# EMISSOR chat bot with audio backend

### UNDER CONSTRUCTION 

## Running with ASR

In [None]:
import requests
import numpy as np

%matplotlib inline
import matplotlib.pyplot as plt

from cltl.asr.speechbrain_asr import SpeechbrainASR
from cltl.asr.wav2vec_asr import Wav2Vec2ASR
from cltl.backend.api.camera import CameraResolution
from cltl.backend.source.pyaudio_source import PyAudioSource
from cltl.backend.source.cv2_source import SystemImageSource
from cltl.backend.source.client_source import ClientAudioSource, ClientImageSource
from cltl.vad.webrtc_vad import WebRtcVAD

from cltl.backend.api.util import raw_frames_to_np

In [None]:
run_remote = False

audio_source = (
    ClientAudioSource("http://192.168.1.176:8000/audio")
    if run_remote
    else PyAudioSource(16000, 1, 480)
)
image_source = (
    ClientImageSource("http://192.168.1.176:8000/video")
    if run_remote
    else SystemImageSource(CameraResolution.QVGA)
)


# Add a `storage` directory to store audio files to VAD or ASR for debugging
vad = WebRtcVAD(allow_gap=250, padding=5)
asr = Wav2Vec2ASR("jonatasgrosman/wav2vec2-large-xlsr-53-english", 16000)
# asr = SpeechbrainASR(model_id="speechbrain/asr-transformer-transformerlm-librispeech", sampling_rate=16000, storage="wav")

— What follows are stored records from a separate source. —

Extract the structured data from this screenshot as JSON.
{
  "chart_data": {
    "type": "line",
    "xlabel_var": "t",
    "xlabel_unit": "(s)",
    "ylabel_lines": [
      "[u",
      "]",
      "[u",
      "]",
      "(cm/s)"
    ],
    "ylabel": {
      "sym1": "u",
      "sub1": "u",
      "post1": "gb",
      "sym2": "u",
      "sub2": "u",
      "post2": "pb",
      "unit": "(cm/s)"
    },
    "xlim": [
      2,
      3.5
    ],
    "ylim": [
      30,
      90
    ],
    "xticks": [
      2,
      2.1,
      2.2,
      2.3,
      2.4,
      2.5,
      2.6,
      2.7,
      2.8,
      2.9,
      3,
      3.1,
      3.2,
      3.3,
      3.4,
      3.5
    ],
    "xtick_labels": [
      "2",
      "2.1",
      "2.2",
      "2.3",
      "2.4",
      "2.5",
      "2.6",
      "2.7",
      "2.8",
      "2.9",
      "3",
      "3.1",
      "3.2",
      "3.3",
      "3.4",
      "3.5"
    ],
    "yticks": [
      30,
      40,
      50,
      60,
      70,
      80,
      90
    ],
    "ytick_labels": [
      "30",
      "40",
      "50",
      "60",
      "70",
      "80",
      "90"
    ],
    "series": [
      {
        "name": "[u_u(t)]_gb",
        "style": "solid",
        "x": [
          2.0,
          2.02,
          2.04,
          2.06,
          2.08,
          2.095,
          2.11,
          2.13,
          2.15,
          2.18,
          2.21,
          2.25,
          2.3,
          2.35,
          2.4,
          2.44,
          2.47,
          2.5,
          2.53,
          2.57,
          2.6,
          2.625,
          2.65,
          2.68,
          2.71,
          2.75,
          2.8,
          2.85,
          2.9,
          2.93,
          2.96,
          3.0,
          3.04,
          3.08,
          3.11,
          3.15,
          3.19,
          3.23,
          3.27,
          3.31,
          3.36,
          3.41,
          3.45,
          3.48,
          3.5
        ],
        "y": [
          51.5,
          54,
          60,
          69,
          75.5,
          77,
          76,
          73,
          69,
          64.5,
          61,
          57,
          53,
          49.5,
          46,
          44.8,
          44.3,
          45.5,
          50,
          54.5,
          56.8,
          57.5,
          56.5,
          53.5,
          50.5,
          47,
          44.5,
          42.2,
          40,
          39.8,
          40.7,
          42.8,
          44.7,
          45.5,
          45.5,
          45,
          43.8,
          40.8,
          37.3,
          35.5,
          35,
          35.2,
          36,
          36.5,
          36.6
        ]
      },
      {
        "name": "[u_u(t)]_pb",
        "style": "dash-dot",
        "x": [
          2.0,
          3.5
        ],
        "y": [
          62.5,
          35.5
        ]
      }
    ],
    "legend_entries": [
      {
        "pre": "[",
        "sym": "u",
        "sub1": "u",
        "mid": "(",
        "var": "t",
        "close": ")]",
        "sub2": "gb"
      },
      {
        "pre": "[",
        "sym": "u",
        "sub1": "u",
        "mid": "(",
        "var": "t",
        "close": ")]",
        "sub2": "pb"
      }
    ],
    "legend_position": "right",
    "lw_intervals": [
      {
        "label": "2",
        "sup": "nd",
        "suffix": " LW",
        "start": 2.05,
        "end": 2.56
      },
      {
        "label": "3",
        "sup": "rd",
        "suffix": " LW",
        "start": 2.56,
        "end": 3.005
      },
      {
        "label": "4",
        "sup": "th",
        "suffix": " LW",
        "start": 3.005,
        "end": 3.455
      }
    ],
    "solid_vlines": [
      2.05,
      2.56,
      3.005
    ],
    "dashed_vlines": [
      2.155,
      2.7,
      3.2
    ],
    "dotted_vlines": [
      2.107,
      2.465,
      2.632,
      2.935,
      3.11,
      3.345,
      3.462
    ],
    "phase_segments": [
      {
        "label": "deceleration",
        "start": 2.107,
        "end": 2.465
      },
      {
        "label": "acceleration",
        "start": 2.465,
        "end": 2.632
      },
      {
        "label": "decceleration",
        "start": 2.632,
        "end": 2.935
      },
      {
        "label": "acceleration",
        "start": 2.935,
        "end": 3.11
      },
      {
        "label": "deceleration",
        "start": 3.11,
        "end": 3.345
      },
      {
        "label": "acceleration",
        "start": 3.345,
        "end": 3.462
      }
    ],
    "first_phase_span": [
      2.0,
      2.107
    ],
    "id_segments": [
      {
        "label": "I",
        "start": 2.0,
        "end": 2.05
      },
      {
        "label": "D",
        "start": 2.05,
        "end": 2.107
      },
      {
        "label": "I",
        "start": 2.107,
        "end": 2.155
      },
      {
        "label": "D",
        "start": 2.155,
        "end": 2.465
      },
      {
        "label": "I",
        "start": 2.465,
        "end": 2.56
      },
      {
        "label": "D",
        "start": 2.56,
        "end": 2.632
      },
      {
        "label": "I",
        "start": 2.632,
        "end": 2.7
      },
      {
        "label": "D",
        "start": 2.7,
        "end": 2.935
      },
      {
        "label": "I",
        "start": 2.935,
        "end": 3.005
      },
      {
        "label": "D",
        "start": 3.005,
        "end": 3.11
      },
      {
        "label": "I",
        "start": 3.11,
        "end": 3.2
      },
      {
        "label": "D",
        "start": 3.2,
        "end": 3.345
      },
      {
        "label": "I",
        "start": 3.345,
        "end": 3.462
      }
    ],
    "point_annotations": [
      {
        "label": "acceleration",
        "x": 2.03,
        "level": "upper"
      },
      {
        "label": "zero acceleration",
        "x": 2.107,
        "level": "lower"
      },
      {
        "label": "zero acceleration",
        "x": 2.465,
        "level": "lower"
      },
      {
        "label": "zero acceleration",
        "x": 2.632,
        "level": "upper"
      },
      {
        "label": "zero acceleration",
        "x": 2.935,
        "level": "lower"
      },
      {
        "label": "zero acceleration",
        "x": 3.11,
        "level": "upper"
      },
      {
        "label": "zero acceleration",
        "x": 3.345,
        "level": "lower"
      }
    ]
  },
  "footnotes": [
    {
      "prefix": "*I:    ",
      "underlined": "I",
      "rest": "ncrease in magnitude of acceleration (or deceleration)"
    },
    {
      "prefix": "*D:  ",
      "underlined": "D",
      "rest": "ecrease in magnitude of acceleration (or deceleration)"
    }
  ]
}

def detect_and_transcribe():
    with audio_source as audio:
        frames = raw_frames_to_np(
            audio, audio_source.frame_size, audio_source.channels, audio_source.depth
        )

        print("Listening")
        speech, offset, consumed = tuple(vad.detect_vad(frames, audio_source.rate))
        print("Voice activity detected")

        with image_source as img_src:
            image = img_src.capture()

        text = asr.speech_to_text(np.concatenate(tuple(speech)), audio_source.rate)

        return text, image

In [None]:
for _ in range(5):
    print("Please talk to calibrate Voice Activity Detection")
    try:
        detect_and_transcribe()
    except Exception as e:
        print("Failed", e)

print("Calibrated VAD")

In [None]:
tts_headers = {"Content-type": "text/plain"}

while True:
    try:
        text, image = detect_and_transcribe()
        print("Detected text:", text)

        print("Captured image:", image.image.shape)
        plt.imshow(image.image)
        plt.show()

        if run_remote:
            requests.post(
                "http://192.168.1.176:8000/text",
                data=f"Did you say {text}?",
                headers=tts_headers,
            )
    except Exception as e:
        print("Failed", e)